Si comincia dal Chiostro di San Domenico martedì 10 luglio (ore 19), con l’economista Pierangelo Dacrema, che presenta il suo libro “La buona moneta” (ed. All Around). Docente di economia degli Intermediari finanziari all’Università della Calabria, Dacrema ha scritto diversi libri, e non solo di carattere accademico.

Conversando con il sindaco Mario Occhiuto e il prof. Franco Piperno, ci dirà qual è la sua ricetta per azzerare il debito pubblico e – come dice nel sottotitolo al libro – ‘vivere felici o solo un po’ meglio’.

A distanza di un anno, torna a Cosenza, di cui è cittadino onorario, Antonio Monda. Il suo ultimo romanzo, il sesto della sagra newyorkese, ancora per i timbri di Mondadori, è “Io sono il fuoco” e lo presenta, sempre nel Chiostro di San Domenico venerdì 13 luglio (ore 19).

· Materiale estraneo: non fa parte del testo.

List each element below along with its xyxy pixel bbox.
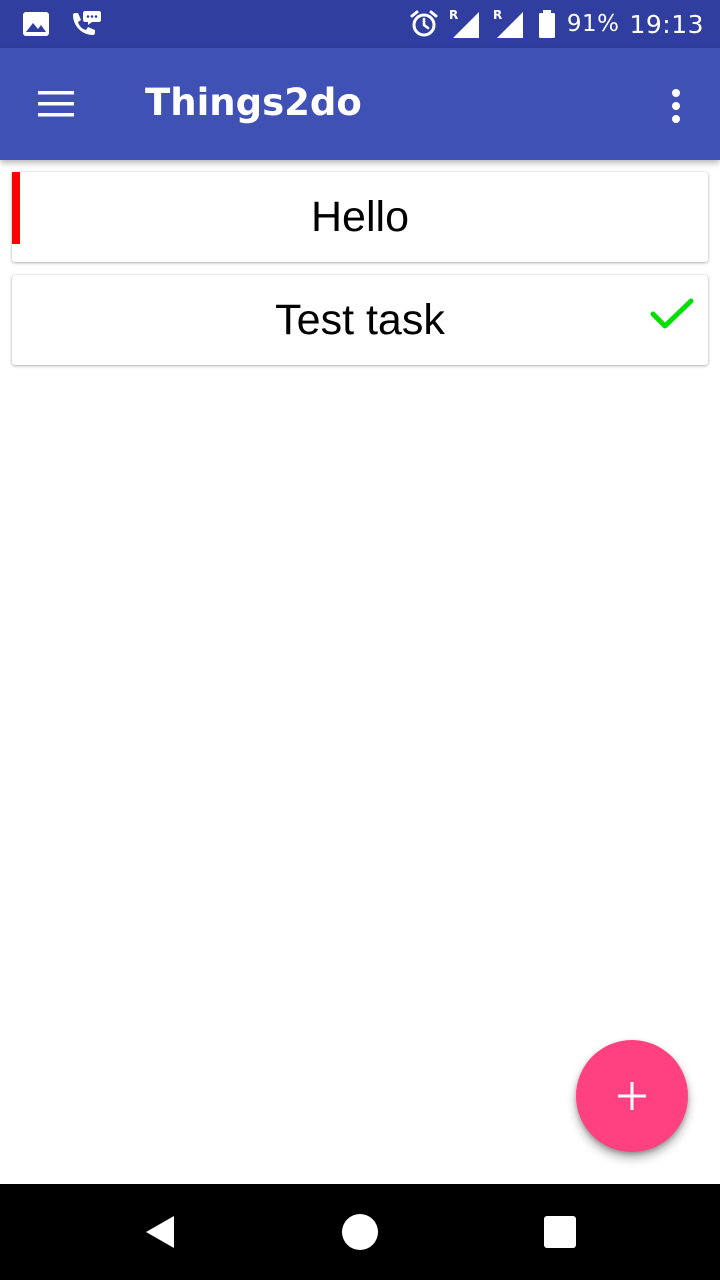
status-bar: R R 91% 19:13 (0, 0, 720, 48)
home-button[interactable] (300, 1184, 420, 1280)
image-icon (22, 11, 50, 37)
app-bar: Things2do (0, 48, 720, 160)
task-card[interactable]: Test task (12, 275, 708, 365)
alarm-icon (409, 9, 439, 39)
status-time: 19:13 (629, 9, 704, 39)
nav-bar (0, 1184, 720, 1280)
signal-roaming-icon: R (493, 8, 527, 40)
home-icon (342, 1214, 378, 1250)
battery-icon (537, 9, 557, 39)
back-icon (146, 1216, 174, 1248)
plus-icon (618, 1082, 646, 1110)
back-button[interactable] (100, 1184, 220, 1280)
task-list: Hello Test task (12, 172, 708, 378)
hamburger-menu-icon (38, 91, 74, 117)
app-title: Things2do (145, 81, 362, 124)
more-vert-icon (672, 89, 680, 123)
roaming-label: R (493, 8, 502, 22)
battery-percent: 91% (566, 11, 620, 37)
recents-icon (544, 1216, 576, 1248)
signal-roaming-icon: R (449, 8, 483, 40)
task-title: Hello (311, 193, 409, 241)
task-title: Test task (275, 296, 445, 344)
menu-button[interactable] (20, 76, 92, 132)
add-task-button[interactable] (576, 1040, 688, 1152)
task-card[interactable]: Hello (12, 172, 708, 262)
checkmark-stroke (650, 298, 694, 329)
recents-button[interactable] (500, 1184, 620, 1280)
status-right-icons: R R 91% 19:13 (409, 8, 704, 40)
phone-chat-icon (68, 9, 102, 39)
status-left-icons (22, 10, 102, 38)
screen: R R 91% 19:13 Things2do Hello Test task (0, 0, 720, 1280)
roaming-label: R (449, 8, 458, 22)
checkmark-icon (650, 298, 694, 329)
overflow-menu-button[interactable] (652, 78, 700, 134)
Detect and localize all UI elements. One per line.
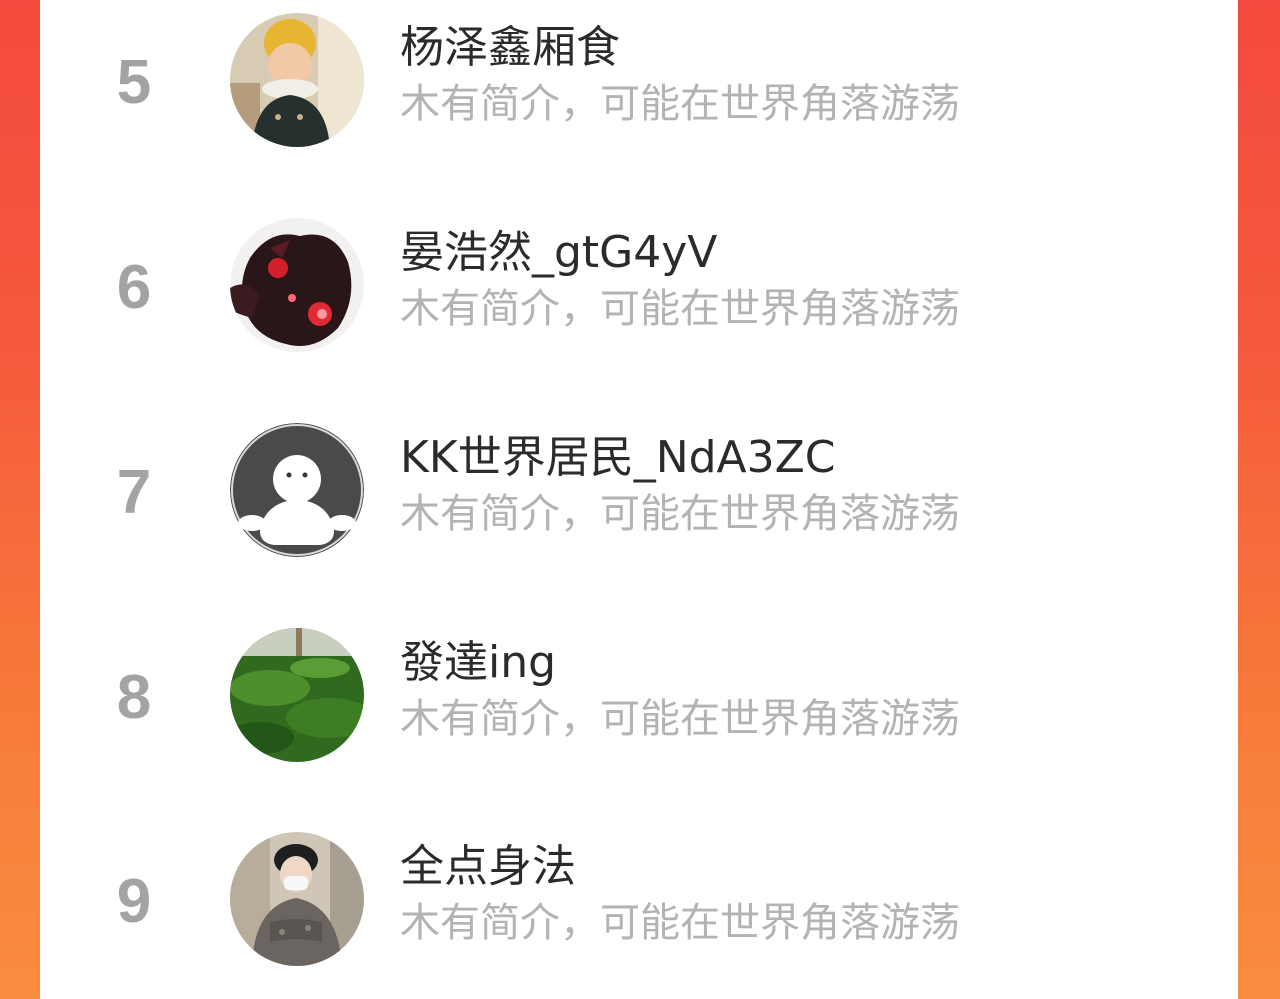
ranking-row[interactable]: 8 發達ing 木有简介，可能在世界角落游荡: [40, 615, 1238, 775]
user-name: 全点身法: [400, 841, 576, 892]
ranking-panel: 5 杨泽鑫厢食 木有简介，可能在世界角落游荡 6 晏浩然_gtG4yV 木有简介…: [40, 0, 1238, 999]
user-bio: 木有简介，可能在世界角落游荡: [400, 696, 960, 742]
user-bio: 木有简介，可能在世界角落游荡: [400, 491, 960, 537]
user-name: 發達ing: [400, 637, 557, 688]
masked-person-avatar[interactable]: [230, 832, 364, 966]
default-ghost-avatar[interactable]: [230, 423, 364, 557]
user-name: 晏浩然_gtG4yV: [400, 227, 718, 278]
user-name: KK世界居民_NdA3ZC: [400, 432, 836, 483]
ranking-row[interactable]: 6 晏浩然_gtG4yV 木有简介，可能在世界角落游荡: [40, 205, 1238, 365]
rank-number: 8: [116, 663, 152, 732]
baby-photo-avatar[interactable]: [230, 13, 364, 147]
ranking-row[interactable]: 7 KK世界居民_NdA3ZC 木有简介，可能在世界角落游荡: [40, 410, 1238, 570]
ranking-row[interactable]: 5 杨泽鑫厢食 木有简介，可能在世界角落游荡: [40, 0, 1238, 160]
dark-art-avatar[interactable]: [230, 218, 364, 352]
grass-lawn-avatar[interactable]: [230, 628, 364, 762]
user-bio: 木有简介，可能在世界角落游荡: [400, 81, 960, 127]
rank-number: 7: [116, 458, 152, 527]
rank-number: 9: [116, 867, 152, 936]
user-name: 杨泽鑫厢食: [400, 22, 620, 73]
user-bio: 木有简介，可能在世界角落游荡: [400, 286, 960, 332]
ranking-list: 5 杨泽鑫厢食 木有简介，可能在世界角落游荡 6 晏浩然_gtG4yV 木有简介…: [40, 0, 1238, 999]
user-bio: 木有简介，可能在世界角落游荡: [400, 900, 960, 946]
rank-number: 5: [116, 48, 152, 117]
rank-number: 6: [116, 253, 152, 322]
ranking-row[interactable]: 9 全点身法 木有简介，可能在世界角落游荡: [40, 819, 1238, 979]
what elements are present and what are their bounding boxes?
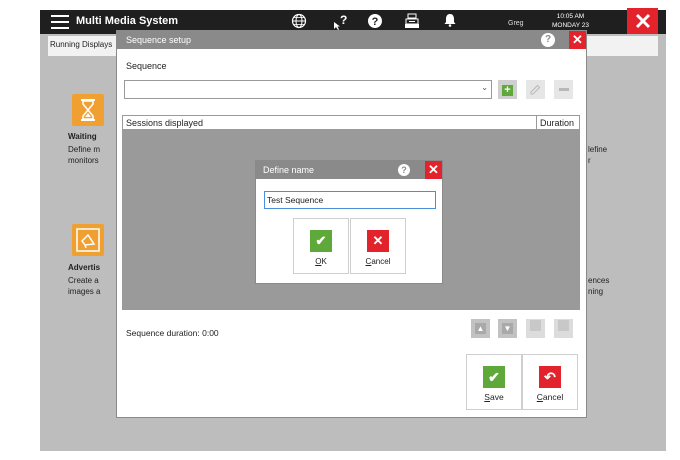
- dialog-title: Sequence setup: [126, 35, 192, 45]
- ok-button[interactable]: ✔ OK: [293, 218, 349, 274]
- megaphone-icon[interactable]: [72, 224, 104, 256]
- pointer-help-icon[interactable]: ?: [331, 13, 349, 31]
- right-desc-1: lefine: [588, 145, 608, 154]
- app-title: Multi Media System: [76, 15, 179, 27]
- close-define-name-button[interactable]: ✕: [425, 161, 442, 179]
- cash-register-icon[interactable]: [403, 13, 421, 31]
- advert-title: Advertis: [68, 263, 101, 272]
- sequence-setup-header: Sequence setup ? ✕: [117, 31, 586, 49]
- col-sessions-displayed: Sessions displayed: [126, 118, 204, 128]
- pencil-icon: [530, 320, 541, 331]
- move-up-button[interactable]: ▲: [471, 319, 490, 338]
- app-window: Multi Media System ? ? Greg 10:05 AM MON…: [40, 8, 666, 451]
- clock-time: 10:05 AM: [556, 13, 585, 20]
- sessions-table-header: Sessions displayed Duration: [123, 116, 579, 130]
- advert-desc-1: Create a: [68, 276, 99, 285]
- advert-desc-2: images a: [68, 287, 101, 296]
- pencil-icon: [530, 84, 541, 95]
- duration-label: Sequence duration:: [126, 328, 200, 338]
- close-dialog-button[interactable]: ✕: [569, 31, 586, 49]
- chevron-up-icon: ▲: [475, 323, 486, 334]
- cancel-button[interactable]: ↶ Cancel: [522, 354, 578, 410]
- close-app-button[interactable]: [627, 8, 658, 35]
- tab-running-displays[interactable]: Running Displays: [50, 40, 112, 49]
- col-duration: Duration: [536, 116, 579, 129]
- edit-session-button[interactable]: [526, 319, 545, 338]
- sequence-duration: Sequence duration: 0:00: [126, 328, 219, 338]
- globe-icon[interactable]: [290, 13, 308, 31]
- sequence-select[interactable]: ⌄: [124, 80, 492, 99]
- help-icon[interactable]: ?: [366, 13, 384, 31]
- remove-session-button[interactable]: [554, 319, 573, 338]
- user-name: Greg: [508, 20, 524, 27]
- bell-icon[interactable]: [441, 13, 459, 31]
- ok-label: OK: [315, 257, 327, 266]
- svg-text:?: ?: [372, 16, 379, 28]
- svg-text:?: ?: [340, 13, 347, 27]
- clock-day: MONDAY 23: [552, 22, 589, 29]
- cancel-label: Cancel: [365, 257, 391, 266]
- save-button[interactable]: ✔ Save: [466, 354, 522, 410]
- right2-desc-2: ning: [588, 287, 604, 296]
- move-down-button[interactable]: ▼: [498, 319, 517, 338]
- clock: 10:05 AM MONDAY 23: [552, 12, 589, 30]
- cancel-label: Cancel: [536, 392, 564, 402]
- chevron-down-icon: ⌄: [481, 83, 488, 92]
- menu-icon[interactable]: [51, 15, 69, 29]
- name-input[interactable]: [264, 191, 436, 209]
- right2-desc-1: ences: [588, 276, 610, 285]
- minus-icon: [558, 88, 569, 92]
- minus-icon: [558, 320, 569, 331]
- define-name-header: Define name ? ✕: [256, 161, 442, 179]
- define-name-title: Define name: [263, 165, 315, 175]
- duration-value: 0:00: [202, 328, 219, 338]
- define-name-dialog: Define name ? ✕ ✔ OK ✕ Cancel: [255, 160, 443, 284]
- right-desc-2: r: [588, 156, 591, 165]
- waiting-desc-1: Define m: [68, 145, 101, 154]
- add-sequence-button[interactable]: +: [498, 80, 517, 99]
- waiting-desc-2: monitors: [68, 156, 99, 165]
- help-icon[interactable]: ?: [398, 164, 410, 176]
- check-icon: ✔: [310, 230, 332, 252]
- sequence-label: Sequence: [126, 61, 167, 71]
- cancel-define-name-button[interactable]: ✕ Cancel: [350, 218, 406, 274]
- help-icon[interactable]: ?: [541, 33, 555, 47]
- undo-icon: ↶: [539, 366, 561, 388]
- plus-icon: +: [502, 85, 513, 96]
- delete-sequence-button[interactable]: [554, 80, 573, 99]
- close-icon: ✕: [367, 230, 389, 252]
- waiting-title: Waiting: [68, 132, 97, 141]
- edit-sequence-button[interactable]: [526, 80, 545, 99]
- check-icon: ✔: [483, 366, 505, 388]
- chevron-down-icon: ▼: [502, 323, 513, 334]
- hourglass-icon[interactable]: [72, 94, 104, 126]
- close-icon: [635, 13, 650, 29]
- save-label: Save: [484, 392, 504, 402]
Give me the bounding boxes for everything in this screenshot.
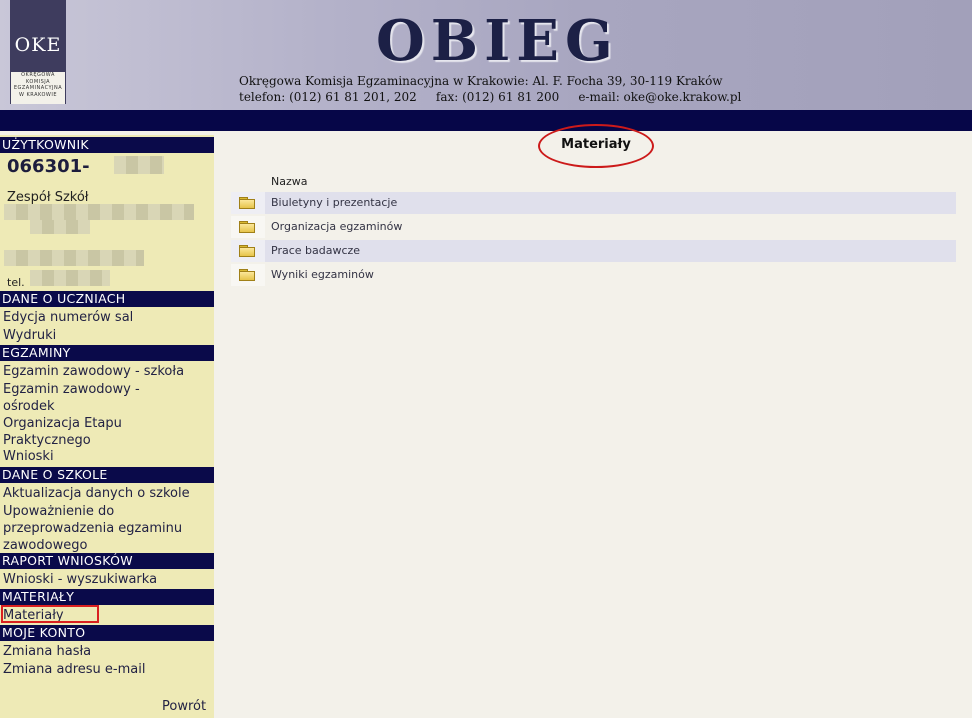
logo-sub-line: EGZAMINACYJNA: [13, 85, 63, 91]
nav-organizacja-etapu-praktycznego[interactable]: Organizacja Etapu Praktycznego: [3, 415, 153, 449]
active-item-highlight: [1, 605, 99, 623]
oke-logo[interactable]: OKE OKRĘGOWA KOMISJA EGZAMINACYJNA W KRA…: [10, 0, 66, 104]
nav-egzamin-zawodowy-osrodek[interactable]: Egzamin zawodowy - ośrodek: [3, 381, 173, 415]
school-name: Zespół Szkół: [7, 190, 89, 205]
brand-title: OBIEG: [376, 8, 619, 74]
section-dane-o-uczniach: DANE O UCZNIACH: [0, 291, 214, 307]
page-title-text: Materiały: [561, 137, 631, 152]
address-line: Okręgowa Komisja Egzaminacyjna w Krakowi…: [239, 74, 723, 88]
folder-name[interactable]: Organizacja egzaminów: [271, 220, 402, 233]
folder-icon[interactable]: [239, 197, 255, 209]
section-dane-o-szkole: DANE O SZKOLE: [0, 467, 214, 483]
nav-wnioski-wyszukiwarka[interactable]: Wnioski - wyszukiwarka: [3, 571, 213, 588]
redacted-block: [4, 250, 144, 266]
nav-upowaznienie[interactable]: Upoważnienie do przeprowadzenia egzaminu…: [3, 503, 213, 554]
folder-row[interactable]: Biuletyny i prezentacje: [231, 192, 956, 214]
nav-wydruki[interactable]: Wydruki: [3, 327, 213, 344]
nav-aktualizacja-danych[interactable]: Aktualizacja danych o szkole: [3, 485, 213, 502]
user-id: 066301-: [7, 156, 90, 177]
folder-row[interactable]: Organizacja egzaminów: [231, 216, 956, 238]
icon-cell: [231, 216, 265, 238]
section-user: UŻYTKOWNIK: [0, 137, 214, 153]
folder-name[interactable]: Prace badawcze: [271, 244, 360, 257]
logo-sub-line: W KRAKOWIE: [18, 91, 58, 98]
folder-icon[interactable]: [239, 269, 255, 281]
redacted-block: [30, 220, 90, 234]
folder-name[interactable]: Wyniki egzaminów: [271, 268, 374, 281]
redacted-block: [30, 270, 110, 286]
nav-wnioski[interactable]: Wnioski: [3, 448, 213, 465]
folder-row[interactable]: Prace badawcze: [231, 240, 956, 262]
section-materialy: MATERIAŁY: [0, 589, 214, 605]
page-title: Materiały: [538, 124, 654, 168]
icon-cell: [231, 192, 265, 214]
redacted-block: [114, 156, 164, 174]
icon-cell: [231, 264, 265, 286]
folder-icon[interactable]: [239, 245, 255, 257]
section-egzaminy: EGZAMINY: [0, 345, 214, 361]
nav-egzamin-zawodowy-szkola[interactable]: Egzamin zawodowy - szkoła: [3, 363, 213, 380]
column-header-name[interactable]: Nazwa: [271, 175, 307, 188]
nav-band: [0, 110, 972, 131]
redacted-block: [4, 204, 194, 220]
page-header: OKE OKRĘGOWA KOMISJA EGZAMINACYJNA W KRA…: [0, 0, 972, 110]
logo-mark: OKE: [14, 34, 62, 56]
contact-line: telefon: (012) 61 81 201, 202 fax: (012)…: [239, 90, 742, 104]
logo-subtitle: OKRĘGOWA KOMISJA EGZAMINACYJNA W KRAKOWI…: [11, 72, 65, 104]
folder-name[interactable]: Biuletyny i prezentacje: [271, 196, 397, 209]
nav-edycja-numerow-sal[interactable]: Edycja numerów sal: [3, 309, 213, 326]
folder-icon[interactable]: [239, 221, 255, 233]
back-link[interactable]: Powrót: [162, 699, 206, 714]
school-tel: tel.: [7, 276, 25, 289]
nav-zmiana-adresu-email[interactable]: Zmiana adresu e-mail: [3, 661, 213, 678]
folder-row[interactable]: Wyniki egzaminów: [231, 264, 956, 286]
section-raport-wnioskow: RAPORT WNIOSKÓW: [0, 553, 214, 569]
nav-zmiana-hasla[interactable]: Zmiana hasła: [3, 643, 213, 660]
icon-cell: [231, 240, 265, 262]
section-moje-konto: MOJE KONTO: [0, 625, 214, 641]
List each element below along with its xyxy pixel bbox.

Questa volta Monda – scrittore, giornalista, professore alla New York University, Direttore Artistico della Festa del Cinema di Roma e del festival letterario “Le Conversazioni” – ci porta nella New York degli Anni Quaranta, dove si rifugia il protagonista Baldur Cranach, “uomo pavido e mediocre” perché non ha salvato alcuni ebrei dal campo di concentramento.